Eh, so much for pleasure reading. Now I'm on to reading for my fall classes.

Cross-posted at Blog Sisters.

E-tail therapy and other tidbits

The other day, I bought a Demeter Fragrance. I have a couple already--Wet Garden and Green Tomato, but this time I got New Zealand. I thought, hey, I've always wanted to go there; I can at least smell it for now. I'll be getting a free Dirt candle too, yay. I like the smell of dirt. I wanted to take some of the Alabama red dirt back with me here to Minnesota, but then I thought about all the microorganisms living in that dirt, and what might potentially hatch. I decided against it.

Besides the New Zealand fragrance, I finally got around to buying those Jean Ritchie CDs I've been meaning to buy for a while now. I got the double album None But One / High Hills and Mountains, which is a collaboration of Ritchie and a lot of other folks. I also got Jean Ritchie and Doc Watson at Folk City because it has the song "What'll I Do with the Baby-o?," and I like it.

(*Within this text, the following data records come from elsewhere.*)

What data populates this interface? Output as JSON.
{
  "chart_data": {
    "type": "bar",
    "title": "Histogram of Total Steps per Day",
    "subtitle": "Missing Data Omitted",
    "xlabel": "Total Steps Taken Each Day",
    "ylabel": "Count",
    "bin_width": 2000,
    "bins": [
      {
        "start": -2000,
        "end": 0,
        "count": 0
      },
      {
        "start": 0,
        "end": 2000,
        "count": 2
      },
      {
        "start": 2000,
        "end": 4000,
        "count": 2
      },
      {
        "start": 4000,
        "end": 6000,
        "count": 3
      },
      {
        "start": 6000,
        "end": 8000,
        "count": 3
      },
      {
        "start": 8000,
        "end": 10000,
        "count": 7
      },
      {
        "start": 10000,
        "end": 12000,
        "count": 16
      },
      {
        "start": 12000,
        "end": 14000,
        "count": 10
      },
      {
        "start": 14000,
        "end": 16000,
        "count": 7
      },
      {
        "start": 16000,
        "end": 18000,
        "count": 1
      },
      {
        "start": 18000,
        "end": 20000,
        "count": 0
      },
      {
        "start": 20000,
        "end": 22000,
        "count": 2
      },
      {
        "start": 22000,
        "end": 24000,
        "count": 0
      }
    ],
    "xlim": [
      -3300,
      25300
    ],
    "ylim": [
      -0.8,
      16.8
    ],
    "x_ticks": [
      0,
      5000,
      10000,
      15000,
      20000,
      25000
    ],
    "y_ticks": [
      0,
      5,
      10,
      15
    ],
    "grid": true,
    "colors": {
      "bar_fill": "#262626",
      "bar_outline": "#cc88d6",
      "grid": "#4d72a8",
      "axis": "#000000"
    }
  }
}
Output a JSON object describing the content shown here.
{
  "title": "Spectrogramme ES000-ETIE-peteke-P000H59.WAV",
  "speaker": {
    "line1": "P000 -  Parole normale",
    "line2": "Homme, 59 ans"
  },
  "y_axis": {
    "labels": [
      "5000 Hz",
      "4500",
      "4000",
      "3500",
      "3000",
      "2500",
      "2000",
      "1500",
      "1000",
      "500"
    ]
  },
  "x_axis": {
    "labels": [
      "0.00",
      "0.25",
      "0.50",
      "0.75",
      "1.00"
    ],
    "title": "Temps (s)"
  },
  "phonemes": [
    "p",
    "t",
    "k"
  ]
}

WHY are plane tickets to Toronto so bloody expensive?!?! I cannot find one lower than $598.00, and I've searched CheapTickets, Hotfares, Expedia, Travelocity, Orbitz, and even that place that won't tell you the time of the flight until after you pay for it, so you might get all redeye flights. Should I just forget it or what? I really want to go to the AoIR conference and present my paper, but that's an outrageous price to pay.

Why will Winamp not generate playlists from my mp3 files? When I go to Misc --> Misc Options --> Generate HTML playlist, it gives me this browser window that says "unknown." Paul is always generating random playlists, and it's cool to see the eclectic mixes that come up. I want to play too!

Whenever I look at the URL for Phlebas, which is "," I sing the URL to the tune of "Detroit Rock City" by KISS. Just had to get that off my chest. :-)

Thinking before you write in public

AKMA has some thoughtful words on members of the clergy who blog. The whole post is great--I especially like how he stresses the need for good writing and communication skills among seminary students, because he's right to say that clergy are professional communicators. But this final thought is especially apt:

Blogging doesn

A little giggle

My friend Cristina told me about an old Romanian saying--she said it in Romanian, and then said that the English translation isn't exact, but loosely is "Out of poo, you can make a whip." Hahaha! Too bad we don't have sayings that good in English.